Chapter 3.4, Problem 28PPS

To determine

To calculate: The profit when the recycling plant maximizes the processing.

Answer to Problem 28PPS

The profit is $23250.

Explanation of Solution

Given information:

Up to 1200 tons of plastic is processed by recycling plant every week. At least 300 tons must be processed for food containers and 450 tons must be processed for drink containers.

For processing food containers the profit is $17.50 per ton and for drink containers it is $20 per ton.

Calculation:

Consider the provided information, up to 1200 tons of plastic is processed by recycling plant every week. At least 300 tons must be processed for food containers and 450 tons must be processed for drink containers.

For processing food containers the profit is $17.50 per ton and for drink containers it is $20 per ton.

Let x denote the number of food containers processed and y denote the number of drink containers processed.

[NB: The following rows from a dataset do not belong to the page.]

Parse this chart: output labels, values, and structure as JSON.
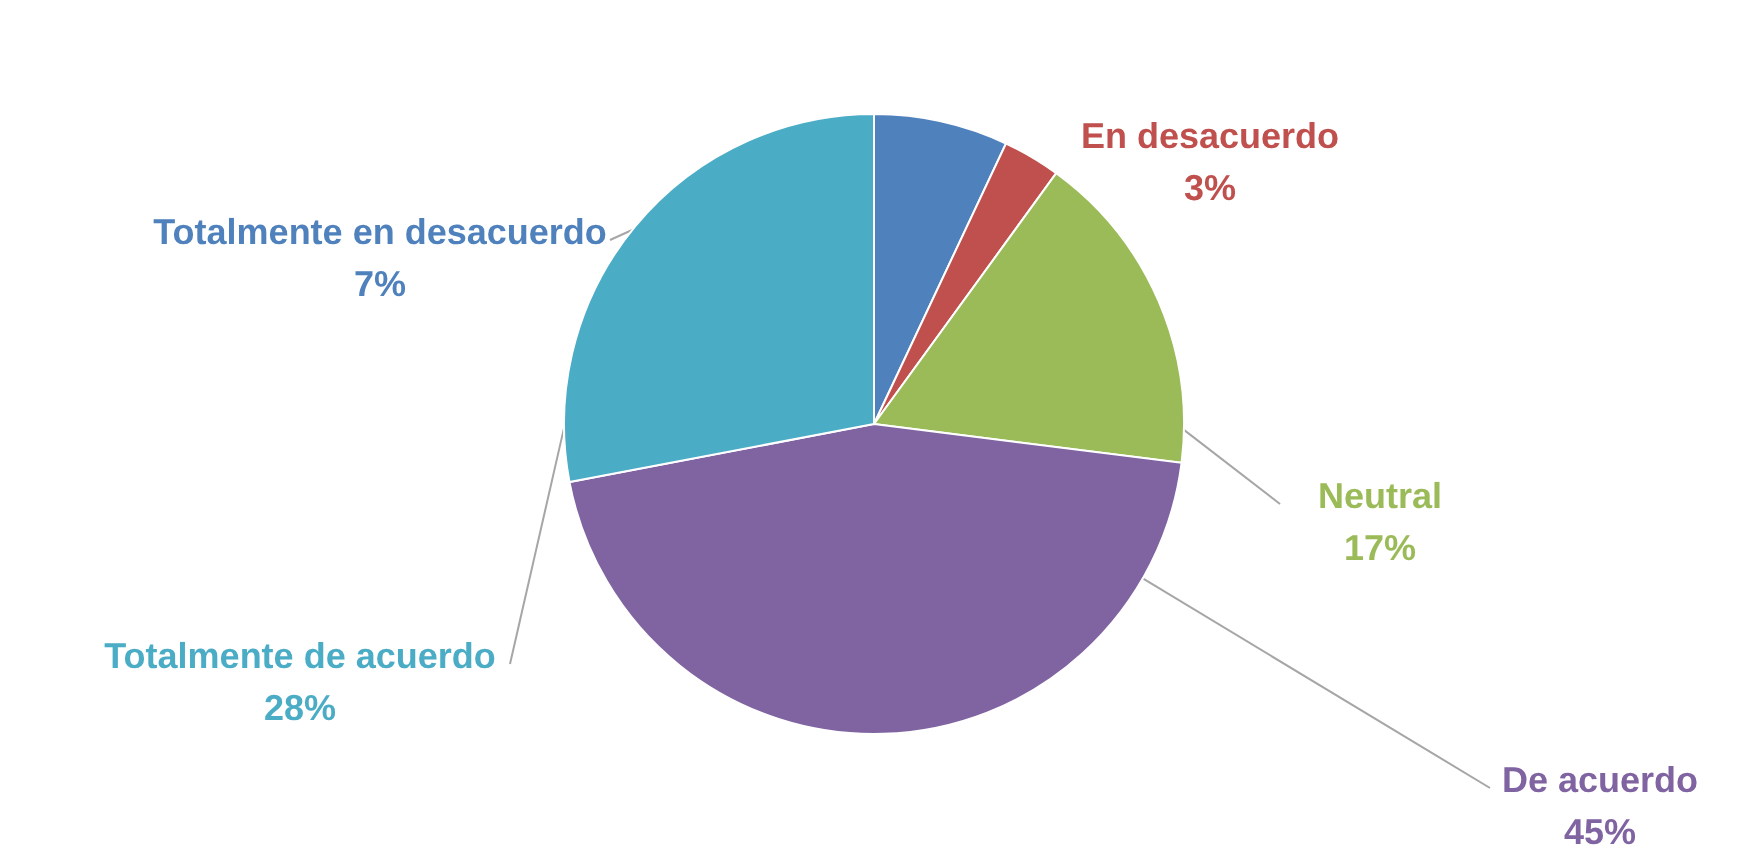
{
  "chart_data": {
    "type": "pie",
    "categories": [
      "Totalmente en desacuerdo",
      "En desacuerdo",
      "Neutral",
      "De acuerdo",
      "Totalmente de acuerdo"
    ],
    "values": [
      7,
      3,
      17,
      45,
      28
    ],
    "value_labels": [
      "7%",
      "3%",
      "17%",
      "45%",
      "28%"
    ],
    "colors": [
      "#4f81bd",
      "#c0504d",
      "#9bbb59",
      "#8064a2",
      "#4bacc6"
    ]
  }
}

Since, up to 1200 tons of plastic is processed by recycling plant every week. At least 300 tons must be processed for food containers and 450 tons must be processed for drink containers.

  $\begin{array}{c}x\ge 300\\ y\ge 450\\ x+y\le 1200\end{array}$

Plot the inequalities and shade the common region $x\ge 300,y\ge 450\text{ and }x+y\le 1200$

  

The function that is the profit function that is to be maximized is,

  $f\left(x,y\right)=17.5x+20y$.

Substitute the vertices of the feasible region to find the point at which maximum revenue is there.

Substitute $\left(300,450\right)$ in the function $f\left(x,y\right)=17.5x+20y$.

  $\begin{array}{c}f\left(300,450\right)=17.5\left(300\right)+20\left(450\right)\\ =14250\end{array}$

Substitute $\left(750,450\right)$ in the function $f\left(x,y\right)=17.5x+20y$.

  $\begin{array}{c}f\left(750,450\right)=17.5\left(750\right)+20\left(450\right)\\ =22125\end{array}$

Substitute $\left(300,900\right)$ in the function $f\left(x,y\right)=17.5x+20y$.

  $\begin{array}{c}f\left(300,900\right)=17.5\left(300\right)+20\left(900\right)\\ =23250\end{array}$

Since, maximum profit is $23250 which is when 300 food containers and 900 drink containers are processed.